Montecarlo(LU) è per me una buona risorsa. Quando ho poco tempo a disposizione, posso prendere la bici, raggiungere la sommità di questa collina e tornare a casa in un'ora circa. Il che contraddice uno dei luoghi comuni più diffusi sulla bicicletta. Che sia un diffuso luogo comune, potete provarlo di persona. Vi trovate all'aperitivo figaccione del sabato sera ed avete già affermato: "Venezia è bella ma non ci vivrei" e "I neri hanno il ritmo nel sangue". Non avete altri argomenti, è una serata in cui avete un QI di un pesce rosso nemmeno troppo sveglio, allora è il momento. Fate un collegamento con la tappa del Tour de France del giorno e poi esclamate perentoriamente: "Per una uscita in bici ci vogliono almeno tre ore", e avrete il plauso di quasi tutti, mentre state amabilmente sorseggiando il vostro spritz. Anche la bionda che state cercando di conquistare annuirà compiaciuta. Evvai.
Ma. Se mi trovo nei paraggi, vi rovinerò la festa. Produrrò l'elenco di una serie di uscite in bici da un'ora dense di soddisfazioni, potrò mostrare le foto del mio telefono scattate dalla sommità di Montecarlo, e potrò anche raccontare una interessante ed emozionante storia verificatasi proprio al ritorno da una di queste gite lampo. E la bionda si girerà verso di me, dimenticandosi della vostra esistenza.
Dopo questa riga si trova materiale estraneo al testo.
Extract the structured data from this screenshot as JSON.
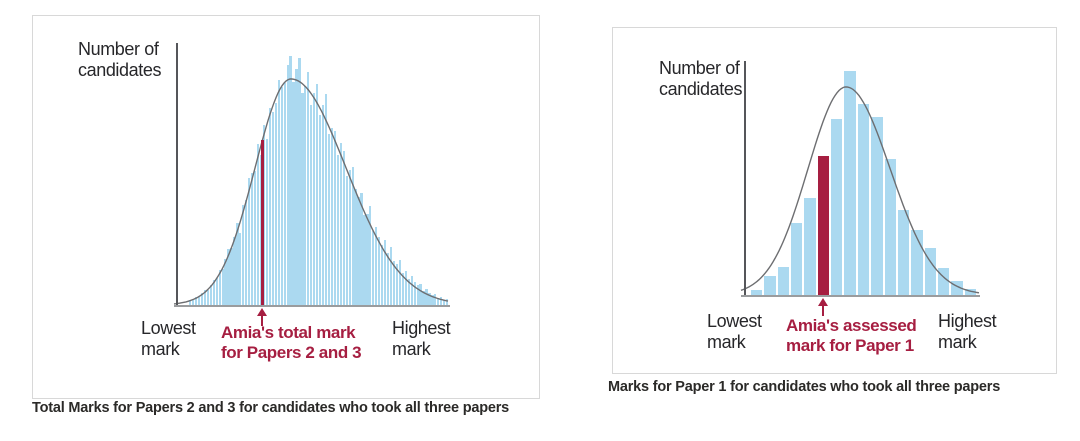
{
  "colors": {
    "highlight": "#a61e41",
    "bar_fill": "#abd9f0",
    "curve": "#6d6e71",
    "y_axis": "#55565a",
    "x_axis": "#9a9c9e",
    "text": "#231f20",
    "box_border": "#d8d8d8"
  },
  "chart_data": [
    {
      "type": "bar",
      "title": "Total Marks for Papers 2 and 3 for candidates who took all three papers",
      "ylabel": "Number of candidates",
      "ylabel_lines": [
        "Number of",
        "candidates"
      ],
      "xlabel": "",
      "x_min_label": "Lowest mark",
      "x_min_label_lines": [
        "Lowest",
        "mark"
      ],
      "x_max_label": "Highest mark",
      "x_max_label_lines": [
        "Highest",
        "mark"
      ],
      "annotation": "Amia's total mark for Papers 2 and 3",
      "annotation_lines": [
        "Amia's total mark",
        "for Papers 2 and 3"
      ],
      "legend": "none",
      "grid": "off",
      "ylim": [
        0,
        1.0
      ],
      "values": [
        0.019,
        0.022,
        0.031,
        0.034,
        0.047,
        0.059,
        0.062,
        0.081,
        0.099,
        0.108,
        0.141,
        0.143,
        0.186,
        0.224,
        0.229,
        0.273,
        0.329,
        0.291,
        0.402,
        0.422,
        0.512,
        0.529,
        0.538,
        0.645,
        0.603,
        0.724,
        0.665,
        0.79,
        0.775,
        0.81,
        0.905,
        0.875,
        0.891,
        0.965,
        1.0,
        0.895,
        0.95,
        0.994,
        0.851,
        0.88,
        0.937,
        0.802,
        0.851,
        0.887,
        0.765,
        0.805,
        0.848,
        0.687,
        0.712,
        0.7,
        0.602,
        0.65,
        0.618,
        0.52,
        0.542,
        0.556,
        0.465,
        0.432,
        0.45,
        0.362,
        0.365,
        0.398,
        0.297,
        0.315,
        0.275,
        0.24,
        0.262,
        0.211,
        0.232,
        0.175,
        0.165,
        0.18,
        0.128,
        0.138,
        0.105,
        0.118,
        0.091,
        0.079,
        0.085,
        0.057,
        0.066,
        0.048,
        0.039,
        0.044,
        0.029,
        0.032,
        0.022,
        0.025
      ],
      "curve": {
        "shape": "skew-normal",
        "center_frac": 0.392,
        "sigma_left_frac": 0.138,
        "sigma_right_frac": 0.212,
        "amplitude": 0.908
      },
      "marker": {
        "style": "line",
        "x_frac": 0.281,
        "height_frac": 0.663
      }
    },
    {
      "type": "bar",
      "title": "Marks for Paper 1 for candidates who took all three papers",
      "ylabel": "Number of candidates",
      "ylabel_lines": [
        "Number of",
        "candidates"
      ],
      "xlabel": "",
      "x_min_label": "Lowest mark",
      "x_min_label_lines": [
        "Lowest",
        "mark"
      ],
      "x_max_label": "Highest mark",
      "x_max_label_lines": [
        "Highest",
        "mark"
      ],
      "annotation": "Amia's assessed mark for Paper 1",
      "annotation_lines": [
        "Amia's assessed",
        "mark for Paper 1"
      ],
      "legend": "none",
      "grid": "off",
      "ylim": [
        0,
        1.0
      ],
      "values": [
        0.022,
        0.085,
        0.125,
        0.321,
        0.433,
        0.621,
        0.786,
        1.0,
        0.853,
        0.795,
        0.607,
        0.379,
        0.29,
        0.21,
        0.121,
        0.063,
        0.027
      ],
      "curve": {
        "shape": "skew-normal",
        "center_frac": 0.419,
        "sigma_left_frac": 0.168,
        "sigma_right_frac": 0.194,
        "amplitude": 0.929
      },
      "marker": {
        "style": "bar",
        "index": 5
      }
    }
  ]
}
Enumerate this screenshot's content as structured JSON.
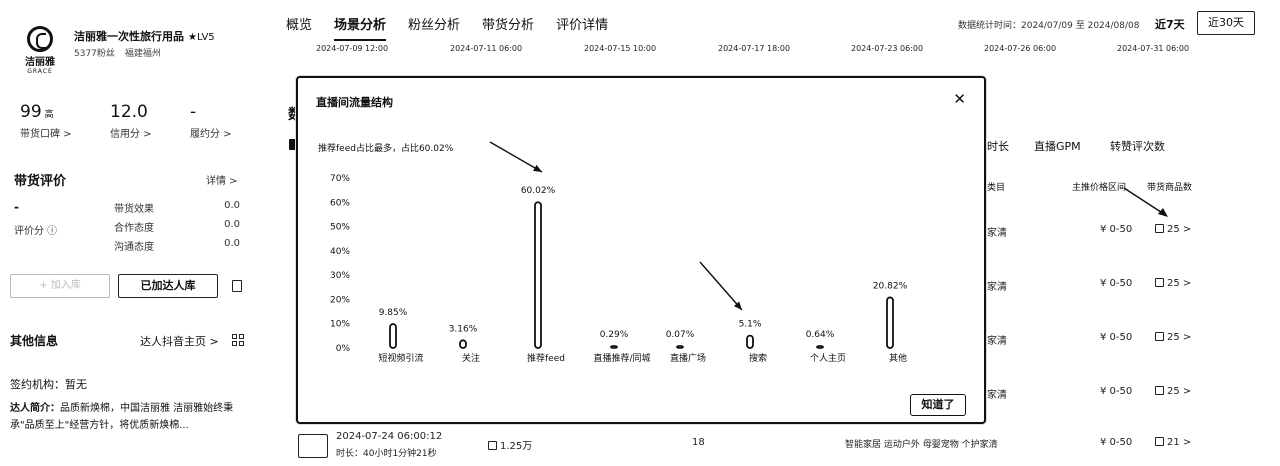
{
  "shop": {
    "logo_text": "洁丽雅",
    "logo_sub": "GRACE",
    "name": "洁丽雅一次性旅行用品",
    "level": "★LV5",
    "fans": "5377粉丝",
    "location": "福建福州"
  },
  "stats": [
    {
      "value": "99",
      "unit": "高",
      "label": "带货口碑 >"
    },
    {
      "value": "12.0",
      "unit": "",
      "label": "信用分 >"
    },
    {
      "value": "-",
      "unit": "",
      "label": "履约分 >"
    }
  ],
  "evaluation": {
    "title": "带货评价",
    "detail_link": "详情 >",
    "score": "-",
    "score_label": "评价分 ⓘ",
    "rows": [
      {
        "label": "带货效果",
        "value": "0.0"
      },
      {
        "label": "合作态度",
        "value": "0.0"
      },
      {
        "label": "沟通态度",
        "value": "0.0"
      }
    ]
  },
  "actions": {
    "ghost_button": "+ 加入库",
    "added_button": "已加达人库"
  },
  "other": {
    "title": "其他信息",
    "link": "达人抖音主页 >",
    "sign_label": "签约机构：",
    "sign_value": "暂无",
    "intro_label": "达人简介：",
    "intro_text": "品质新焕棉，中国洁丽雅 洁丽雅始终秉承\"品质至上\"经营方针，将优质新焕棉..."
  },
  "nav": {
    "tabs": [
      "概览",
      "场景分析",
      "粉丝分析",
      "带货分析",
      "评价详情"
    ],
    "active": 1,
    "range_label": "数据统计时间：2024/07/09 至 2024/08/08",
    "range_7": "近7天",
    "range_30": "近30天"
  },
  "timeline": [
    "2024-07-09 12:00",
    "2024-07-11 06:00",
    "2024-07-15 10:00",
    "2024-07-17 18:00",
    "2024-07-23 06:00",
    "2024-07-26 06:00",
    "2024-07-31 06:00"
  ],
  "background_table": {
    "section_initial": "数",
    "col_duration": "时长",
    "col_gpm": "直播GPM",
    "col_reviews": "转赞评次数",
    "sub_category": "类目",
    "sub_price": "主推价格区间",
    "sub_goods": "带货商品数",
    "rows": [
      {
        "category": "家清",
        "price": "¥ 0-50",
        "goods": "25 >"
      },
      {
        "category": "家清",
        "price": "¥ 0-50",
        "goods": "25 >"
      },
      {
        "category": "家清",
        "price": "¥ 0-50",
        "goods": "25 >"
      },
      {
        "category": "家清",
        "price": "¥ 0-50",
        "goods": "25 >"
      },
      {
        "category": "智能家居 运动户外 母婴宠物 个护家清",
        "price": "¥ 0-50",
        "goods": "21 >"
      }
    ],
    "last_row_time": "2024-07-24 06:00:12",
    "last_row_duration": "时长：40小时1分钟21秒",
    "last_row_viewers": "1.25万",
    "last_row_count": "18"
  },
  "modal": {
    "title": "直播间流量结构",
    "note": "推荐feed占比最多，占比60.02%",
    "ok_button": "知道了"
  },
  "chart_data": {
    "type": "bar",
    "title": "直播间流量结构",
    "categories": [
      "短视频引流",
      "关注",
      "推荐feed",
      "直播推荐/同城",
      "直播广场",
      "搜索",
      "个人主页",
      "其他"
    ],
    "values": [
      9.85,
      3.16,
      60.02,
      0.29,
      0.07,
      5.1,
      0.64,
      20.82
    ],
    "value_labels": [
      "9.85%",
      "3.16%",
      "60.02%",
      "0.29%",
      "0.07%",
      "5.1%",
      "0.64%",
      "20.82%"
    ],
    "y_ticks": [
      "0%",
      "10%",
      "20%",
      "30%",
      "40%",
      "50%",
      "60%",
      "70%"
    ],
    "ylim": [
      0,
      70
    ],
    "grid": false
  }
}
Questa è la storia. Avevo ancora sulle spalle la mia ora di bici, Montecarlo e ritorno. Un'ora rilassante, con una salita in mezzo alle colline lucchesi tappezzate, per il primo tratto, dal verde bottiglia degli olivi e, per il resto, da un frondoso bosco di lecci. Con il raggiungimento del borgo medievale di Montecarlo, appollaiato sulla collina, castello compreso, da dove si scorge l'Abetone, le Apuane, Lucca, Pescia. Poi discesa a capofitto, ed il veloce rientro dopo una decina di chilometri di pianura. Il caldo ancora non mordeva le gambe, erano le otto. Insomma, avevo alle spalle una sola ora di bici, ma mi rallegravo delle belle cose che si possono fare e vedere in così poco tempo.
Un paio di curve prima di raggiungere il cancello di casa, e intravedo una chiazza nera sul ciglio della strada.
Mi sale l'inquietudine. Mi fermo, torno indietro. E' un gatto. Un rigo di sangue dalla bocca. Gli occhi sbarrati. E' la mia gatta. Nerina. Scendo dalla bici. E' ancora calda, ma rigida, sembra imbalsamata. Mi assale la disperazione. E' nera, è femmina. Sì, è lei. La prendo tra le mani, effetto flou agli occhi. Mi si è fermato il mondo. "Era la mia gatta", dico ad una signora che si è fermata con la macchina. "Mi spiace", sussurra, e riparte. Pronuncio Nerina più volte, poi attraverso la strada. Di là dal fosso, un campo incolto. In una rientranza del terreno vi adagio il corpicino, ci metto delle frasche sopra. Non voglio che i miei figli la vedano per sbaglio. Forse è meglio pensare che se ne sia andata, che abbia perso la strada, ma che sia viva. O forse no, è meglio che dica loro la verità. Per tutta la mattina, durante le ore di lavoro, mi arrovello sul da farsi. Dirlo, non dirlo, dire una bugia...Per tutta la mattina, penso alle gioie che ci ha dato la nostra gatta, le carezze e le coccole che lei desiderava sempre, gliene avrei dovute fare di più, all'illusione che ci eravamo creati sulla sua presuntà abilità di attraversare la strada, alla volta in cui l'ho recuperata con una scala di cinque metri dal terrazzo di una vicina casa in costruzione. Al fatto che lei ha attraversato la strada, ha superato una soglia e non potrà tornare indietro. Uffa, ho il groppo alla gola.
Arrivo a casa con il cuore gonfio e ruvido. Dico qualche parola a pranzo, poi decido per la verità, ma non ho il coraggio di arrivare direttamente al punto come un treno superveloce. Parto, sbuffando come una locomotiva a vapore: "Avete visto Nerina stamani?"
"Sì" dice Elena.
"L'hai vista?" e nello stesso tempo mi domando come faccia, se l'ha vista, a mangiare la pasta al ragù con tanta serenità.
"L'ho vista anch'io", fa Filippo. Lo seguo con gli occhi, anche lui mangia, io non mangio più. "L'avete vista...là fuori?" e sto arrivando alla conclusione di aver generato dei mostri.
"E' in mansarda, sulla poltrona", dice Elena.
Mi alzo rumorosamente, e corro verso le scale che portano in mansarda. Si saranno sbagliati, penso. Sarà stato ieri mattina. Ma intanto spero di essere stato pazzo.
E' lì, sulla poltrona. "Nerina!"
E' Lazzaro, ma non ha le bende. E' calda, morbida, fa le fusa. E' Nerina. L'accarezzo, la strapazzo, finché lei si intimorisce e fa di tutto per divincolarsi dalla mia stretta. Poi mi viene il dubbio che non sia Nerina, guardo se è sterilizzata. Sì. Se ha un canino spezzato. Sì. E la ristringo a me. Nerina sembra averne abbastanza, e scende.
E io sto esultando per la morte di un gatto a me sconosciuto. Se mi avessero chiesto la morte di tre gatti neri in favore della vita di Nerina, mi rendo conto che probabilmente, nel profondo inconfessabile del mio inconscio non politically correct, avrei accettato. Poi mi viene la macabra curiosità di ritornare a vedere il cadavere, quasi quasi ho paura che non ci sia nessuna gatta morta e che sia avvenuto un miracolo.
Mi viene la curiosità, ma poi mi passa.
E ricomincio ad accarezzare Nerina.
A quel punto la bionda è ai miei piedi, e sta facendo la gatta morta.